Most notable was the new Sign in with Apple feature, which will let users with Apple IDs sign into mobile apps and websites without having to manually input their information each time. However, unlike comparable features from Facebook (FB) and Google (GOOGGOOGL), Apple emphasized that privacy around users’ information will be a top priority with Sign in with Apple. To that end, Apple users won’t have to provide their actual email addresses when they sign in using Sign in with Apple. Alternatively, Apple can create a random email address that forwards messages to users’ real address.

SAN JOSE, CALIFORNIA - JUNE 03: Apple CEO Tim Cook delivers the keynote address during the 2019 Apple Worldwide Developer Conference (WWDC) at the San Jose Convention Center on June 03, 2019 in San Jose, California. The WWDC runs through June 7. (Photo by Justin Sullivan/Getty Images)

Meanwhile, HomeKit Secure Video, intended for home security cameras, analyzes captured video in your home on Apple devices like your iPad, Apple TV, or HomePod before encrypting that data and storing it in users’ iCloud accounts. That differs from how home security video footage is typically processed, by being shuttled off to the cloud first to be processed.

“No accessory is more personal than security cameras that film in or around your home,” Federighi said, emphasizing that not even Apple will be able to see users’ home security camera video footage.

Features like Location and Messages also received privacy-focused upgrades. With Location, Apple is introducing new features like alerts when users’ are being tracked in the background by apps, as well as increased protections around users’ locations over Wi-Fi and Bluetooth. Apple is also making it possible for Messages users to share their contact and picture information to friends, provided users grant permission.
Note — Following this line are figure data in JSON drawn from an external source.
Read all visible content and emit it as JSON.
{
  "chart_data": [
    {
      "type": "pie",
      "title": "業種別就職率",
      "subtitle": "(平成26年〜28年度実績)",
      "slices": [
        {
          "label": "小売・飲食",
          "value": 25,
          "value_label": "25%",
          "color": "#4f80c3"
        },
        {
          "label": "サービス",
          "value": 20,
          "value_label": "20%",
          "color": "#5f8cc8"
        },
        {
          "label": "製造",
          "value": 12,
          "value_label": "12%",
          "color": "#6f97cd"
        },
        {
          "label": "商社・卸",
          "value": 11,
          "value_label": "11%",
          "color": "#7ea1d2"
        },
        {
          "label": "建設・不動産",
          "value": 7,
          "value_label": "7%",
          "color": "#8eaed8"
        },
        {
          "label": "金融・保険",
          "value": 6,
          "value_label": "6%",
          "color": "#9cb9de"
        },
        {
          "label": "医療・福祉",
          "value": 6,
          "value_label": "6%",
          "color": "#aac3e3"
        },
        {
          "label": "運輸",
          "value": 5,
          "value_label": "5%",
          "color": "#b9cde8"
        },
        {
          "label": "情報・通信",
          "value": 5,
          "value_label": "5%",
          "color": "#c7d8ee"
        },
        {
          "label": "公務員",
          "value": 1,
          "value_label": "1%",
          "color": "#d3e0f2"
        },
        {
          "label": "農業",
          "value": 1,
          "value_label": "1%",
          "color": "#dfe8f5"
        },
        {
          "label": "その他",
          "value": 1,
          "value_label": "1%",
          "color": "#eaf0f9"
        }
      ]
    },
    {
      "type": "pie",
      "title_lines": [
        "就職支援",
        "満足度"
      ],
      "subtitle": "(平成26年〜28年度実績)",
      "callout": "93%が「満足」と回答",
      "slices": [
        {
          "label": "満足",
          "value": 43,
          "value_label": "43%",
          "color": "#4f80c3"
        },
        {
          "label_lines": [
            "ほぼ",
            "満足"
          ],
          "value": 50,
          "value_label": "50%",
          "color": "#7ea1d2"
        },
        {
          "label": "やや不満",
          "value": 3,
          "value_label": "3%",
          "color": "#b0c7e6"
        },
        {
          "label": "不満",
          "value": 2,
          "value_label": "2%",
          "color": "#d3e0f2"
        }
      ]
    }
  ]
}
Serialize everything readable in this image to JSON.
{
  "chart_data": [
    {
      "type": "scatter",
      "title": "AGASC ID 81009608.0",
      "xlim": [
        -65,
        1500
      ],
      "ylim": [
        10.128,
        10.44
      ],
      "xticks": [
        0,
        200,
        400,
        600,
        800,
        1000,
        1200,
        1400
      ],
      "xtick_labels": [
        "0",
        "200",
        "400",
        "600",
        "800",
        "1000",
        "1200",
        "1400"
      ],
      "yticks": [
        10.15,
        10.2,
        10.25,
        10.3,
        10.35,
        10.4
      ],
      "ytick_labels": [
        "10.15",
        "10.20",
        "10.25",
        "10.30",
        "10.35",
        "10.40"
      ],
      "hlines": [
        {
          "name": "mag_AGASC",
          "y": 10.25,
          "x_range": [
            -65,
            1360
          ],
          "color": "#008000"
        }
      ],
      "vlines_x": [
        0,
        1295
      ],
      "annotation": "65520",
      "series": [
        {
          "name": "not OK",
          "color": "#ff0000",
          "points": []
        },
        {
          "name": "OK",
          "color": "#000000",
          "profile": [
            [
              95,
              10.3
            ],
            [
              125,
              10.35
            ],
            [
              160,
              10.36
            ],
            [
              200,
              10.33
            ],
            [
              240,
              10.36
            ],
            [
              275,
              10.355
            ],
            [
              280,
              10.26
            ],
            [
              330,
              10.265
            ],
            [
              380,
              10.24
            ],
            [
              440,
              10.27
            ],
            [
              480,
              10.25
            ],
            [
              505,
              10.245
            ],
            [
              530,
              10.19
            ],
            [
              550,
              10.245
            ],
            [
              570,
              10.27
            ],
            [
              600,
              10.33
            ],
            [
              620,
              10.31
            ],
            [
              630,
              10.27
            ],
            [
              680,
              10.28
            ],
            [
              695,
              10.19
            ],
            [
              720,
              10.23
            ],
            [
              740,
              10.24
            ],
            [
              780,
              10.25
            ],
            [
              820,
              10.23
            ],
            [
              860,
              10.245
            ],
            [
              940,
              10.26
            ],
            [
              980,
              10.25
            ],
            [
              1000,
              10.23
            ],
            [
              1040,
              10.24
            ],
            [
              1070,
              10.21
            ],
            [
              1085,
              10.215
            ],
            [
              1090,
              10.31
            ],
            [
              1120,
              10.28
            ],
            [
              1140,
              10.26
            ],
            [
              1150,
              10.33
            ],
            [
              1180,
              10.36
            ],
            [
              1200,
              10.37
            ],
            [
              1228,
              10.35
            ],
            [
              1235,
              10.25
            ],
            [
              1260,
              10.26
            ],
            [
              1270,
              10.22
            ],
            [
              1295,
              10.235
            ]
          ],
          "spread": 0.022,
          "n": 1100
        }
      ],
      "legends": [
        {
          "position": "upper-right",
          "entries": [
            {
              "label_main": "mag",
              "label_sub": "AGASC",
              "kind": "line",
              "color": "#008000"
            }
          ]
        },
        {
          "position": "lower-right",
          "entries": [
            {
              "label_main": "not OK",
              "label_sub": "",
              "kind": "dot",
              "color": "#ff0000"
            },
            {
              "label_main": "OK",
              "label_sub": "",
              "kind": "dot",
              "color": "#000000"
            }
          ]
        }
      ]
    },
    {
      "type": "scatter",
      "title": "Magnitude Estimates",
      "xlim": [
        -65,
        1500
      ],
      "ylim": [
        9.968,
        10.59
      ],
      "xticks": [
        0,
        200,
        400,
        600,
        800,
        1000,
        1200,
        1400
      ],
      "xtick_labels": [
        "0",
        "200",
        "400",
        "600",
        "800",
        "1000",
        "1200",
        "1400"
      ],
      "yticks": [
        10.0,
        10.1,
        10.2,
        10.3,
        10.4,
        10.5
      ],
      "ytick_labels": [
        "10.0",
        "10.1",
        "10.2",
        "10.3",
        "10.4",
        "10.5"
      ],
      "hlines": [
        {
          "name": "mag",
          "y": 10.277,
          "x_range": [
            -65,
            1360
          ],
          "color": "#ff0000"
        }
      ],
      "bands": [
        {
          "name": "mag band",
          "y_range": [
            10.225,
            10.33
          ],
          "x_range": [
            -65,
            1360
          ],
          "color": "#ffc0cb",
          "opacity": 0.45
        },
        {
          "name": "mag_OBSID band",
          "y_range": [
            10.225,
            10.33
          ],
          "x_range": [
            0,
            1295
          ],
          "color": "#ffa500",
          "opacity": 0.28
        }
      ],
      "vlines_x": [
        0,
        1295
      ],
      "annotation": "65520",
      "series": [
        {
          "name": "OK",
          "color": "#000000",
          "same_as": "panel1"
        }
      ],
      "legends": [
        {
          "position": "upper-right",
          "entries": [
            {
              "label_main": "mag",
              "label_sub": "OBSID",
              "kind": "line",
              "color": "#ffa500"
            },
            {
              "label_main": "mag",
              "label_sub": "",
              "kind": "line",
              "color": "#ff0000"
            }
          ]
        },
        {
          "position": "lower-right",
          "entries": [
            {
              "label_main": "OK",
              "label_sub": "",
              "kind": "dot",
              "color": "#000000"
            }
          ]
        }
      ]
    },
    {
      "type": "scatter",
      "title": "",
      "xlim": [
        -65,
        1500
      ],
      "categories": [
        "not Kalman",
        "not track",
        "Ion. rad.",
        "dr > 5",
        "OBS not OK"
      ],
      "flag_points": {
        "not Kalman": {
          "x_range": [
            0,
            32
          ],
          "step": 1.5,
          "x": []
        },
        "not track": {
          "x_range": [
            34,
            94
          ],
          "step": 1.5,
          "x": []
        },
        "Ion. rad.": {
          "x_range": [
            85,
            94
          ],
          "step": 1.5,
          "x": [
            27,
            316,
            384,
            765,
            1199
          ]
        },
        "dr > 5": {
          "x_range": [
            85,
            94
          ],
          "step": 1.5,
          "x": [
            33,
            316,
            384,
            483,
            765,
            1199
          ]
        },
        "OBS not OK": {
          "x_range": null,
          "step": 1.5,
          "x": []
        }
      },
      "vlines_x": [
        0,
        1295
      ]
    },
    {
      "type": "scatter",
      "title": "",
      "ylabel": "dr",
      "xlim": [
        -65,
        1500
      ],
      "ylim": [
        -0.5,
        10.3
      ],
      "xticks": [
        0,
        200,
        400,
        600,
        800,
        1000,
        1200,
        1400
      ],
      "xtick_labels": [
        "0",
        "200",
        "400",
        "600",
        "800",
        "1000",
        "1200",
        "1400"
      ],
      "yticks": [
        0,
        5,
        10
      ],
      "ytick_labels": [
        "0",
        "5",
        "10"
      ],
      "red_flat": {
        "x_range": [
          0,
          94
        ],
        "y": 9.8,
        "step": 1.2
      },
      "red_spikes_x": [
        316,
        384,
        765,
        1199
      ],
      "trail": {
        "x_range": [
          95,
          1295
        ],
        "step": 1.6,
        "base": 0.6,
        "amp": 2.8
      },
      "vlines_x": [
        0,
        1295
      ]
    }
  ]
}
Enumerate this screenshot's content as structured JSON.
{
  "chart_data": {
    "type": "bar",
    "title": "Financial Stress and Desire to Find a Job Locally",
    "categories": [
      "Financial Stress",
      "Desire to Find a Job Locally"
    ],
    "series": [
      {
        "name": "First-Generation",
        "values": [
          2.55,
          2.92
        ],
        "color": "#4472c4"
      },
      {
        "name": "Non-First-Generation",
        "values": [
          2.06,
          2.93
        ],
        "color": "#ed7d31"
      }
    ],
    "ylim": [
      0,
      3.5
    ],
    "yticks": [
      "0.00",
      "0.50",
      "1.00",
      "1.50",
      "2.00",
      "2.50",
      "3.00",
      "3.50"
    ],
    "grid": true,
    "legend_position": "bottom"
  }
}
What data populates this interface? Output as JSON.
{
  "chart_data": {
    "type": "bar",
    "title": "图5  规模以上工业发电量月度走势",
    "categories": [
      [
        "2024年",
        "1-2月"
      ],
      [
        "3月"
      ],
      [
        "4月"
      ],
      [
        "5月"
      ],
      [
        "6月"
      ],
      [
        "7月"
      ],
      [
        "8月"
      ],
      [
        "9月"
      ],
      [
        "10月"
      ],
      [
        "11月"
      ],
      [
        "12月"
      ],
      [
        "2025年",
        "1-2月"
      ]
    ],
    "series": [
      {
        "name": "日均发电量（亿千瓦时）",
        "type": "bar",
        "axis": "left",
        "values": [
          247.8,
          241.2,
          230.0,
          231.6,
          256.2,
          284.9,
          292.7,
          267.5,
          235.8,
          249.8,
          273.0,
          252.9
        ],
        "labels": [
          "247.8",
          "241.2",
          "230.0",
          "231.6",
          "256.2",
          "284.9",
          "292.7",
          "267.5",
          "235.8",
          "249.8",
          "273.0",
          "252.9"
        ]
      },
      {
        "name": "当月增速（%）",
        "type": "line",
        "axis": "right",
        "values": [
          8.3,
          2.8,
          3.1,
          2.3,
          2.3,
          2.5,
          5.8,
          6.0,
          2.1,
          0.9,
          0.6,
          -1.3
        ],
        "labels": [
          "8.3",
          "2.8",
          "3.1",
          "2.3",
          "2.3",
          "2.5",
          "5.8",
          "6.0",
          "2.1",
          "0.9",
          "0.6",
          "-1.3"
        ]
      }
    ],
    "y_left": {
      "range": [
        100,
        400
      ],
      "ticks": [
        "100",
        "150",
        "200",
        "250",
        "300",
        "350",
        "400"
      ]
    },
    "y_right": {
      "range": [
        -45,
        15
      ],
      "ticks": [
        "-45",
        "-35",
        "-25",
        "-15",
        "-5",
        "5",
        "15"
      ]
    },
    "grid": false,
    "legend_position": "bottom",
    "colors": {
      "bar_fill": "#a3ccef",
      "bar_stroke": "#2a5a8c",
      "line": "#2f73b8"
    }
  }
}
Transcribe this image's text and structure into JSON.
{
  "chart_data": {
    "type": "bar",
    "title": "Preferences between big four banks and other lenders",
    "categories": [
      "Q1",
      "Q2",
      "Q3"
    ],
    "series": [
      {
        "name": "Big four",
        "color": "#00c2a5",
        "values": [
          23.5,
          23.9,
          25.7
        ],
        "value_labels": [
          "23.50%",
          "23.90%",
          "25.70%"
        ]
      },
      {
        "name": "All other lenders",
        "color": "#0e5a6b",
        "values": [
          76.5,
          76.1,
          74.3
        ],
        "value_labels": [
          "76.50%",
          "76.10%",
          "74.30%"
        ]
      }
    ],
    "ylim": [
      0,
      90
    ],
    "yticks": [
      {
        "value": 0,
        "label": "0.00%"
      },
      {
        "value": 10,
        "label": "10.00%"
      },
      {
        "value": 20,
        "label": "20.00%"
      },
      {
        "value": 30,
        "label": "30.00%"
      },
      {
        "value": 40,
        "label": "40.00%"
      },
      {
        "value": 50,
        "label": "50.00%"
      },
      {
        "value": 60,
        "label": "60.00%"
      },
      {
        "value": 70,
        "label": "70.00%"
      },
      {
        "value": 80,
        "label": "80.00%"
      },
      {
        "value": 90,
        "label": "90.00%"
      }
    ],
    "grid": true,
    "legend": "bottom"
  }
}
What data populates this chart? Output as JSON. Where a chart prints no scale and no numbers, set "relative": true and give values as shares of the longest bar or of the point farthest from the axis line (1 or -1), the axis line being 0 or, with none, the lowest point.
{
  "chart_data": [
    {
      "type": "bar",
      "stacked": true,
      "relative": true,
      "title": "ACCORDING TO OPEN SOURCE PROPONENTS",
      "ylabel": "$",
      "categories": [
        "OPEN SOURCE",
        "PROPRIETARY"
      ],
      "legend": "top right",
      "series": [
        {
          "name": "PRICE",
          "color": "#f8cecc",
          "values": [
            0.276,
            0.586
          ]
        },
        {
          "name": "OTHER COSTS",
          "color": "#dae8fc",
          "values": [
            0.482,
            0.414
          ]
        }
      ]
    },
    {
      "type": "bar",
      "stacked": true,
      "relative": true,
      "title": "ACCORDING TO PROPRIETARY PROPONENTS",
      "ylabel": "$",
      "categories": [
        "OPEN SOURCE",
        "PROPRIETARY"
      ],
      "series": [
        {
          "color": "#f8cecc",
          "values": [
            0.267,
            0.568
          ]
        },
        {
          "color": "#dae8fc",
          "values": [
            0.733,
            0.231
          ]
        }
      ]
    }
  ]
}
Over the last 18 months, Apple has emphasized privacy as a major feature in its products and services in an apparent effort to distinguish itself from Facebook (FB) and Google (GOOGGOOGL), which have come under fire over privacy lapses. Apple CEO Tim Cook has sharply criticized the social network during press interviews. And at this year’s CES in January, Apple even plastered the side of a building with a privacy ad declaring, “What happens on your iPhone stays on your iPhone.”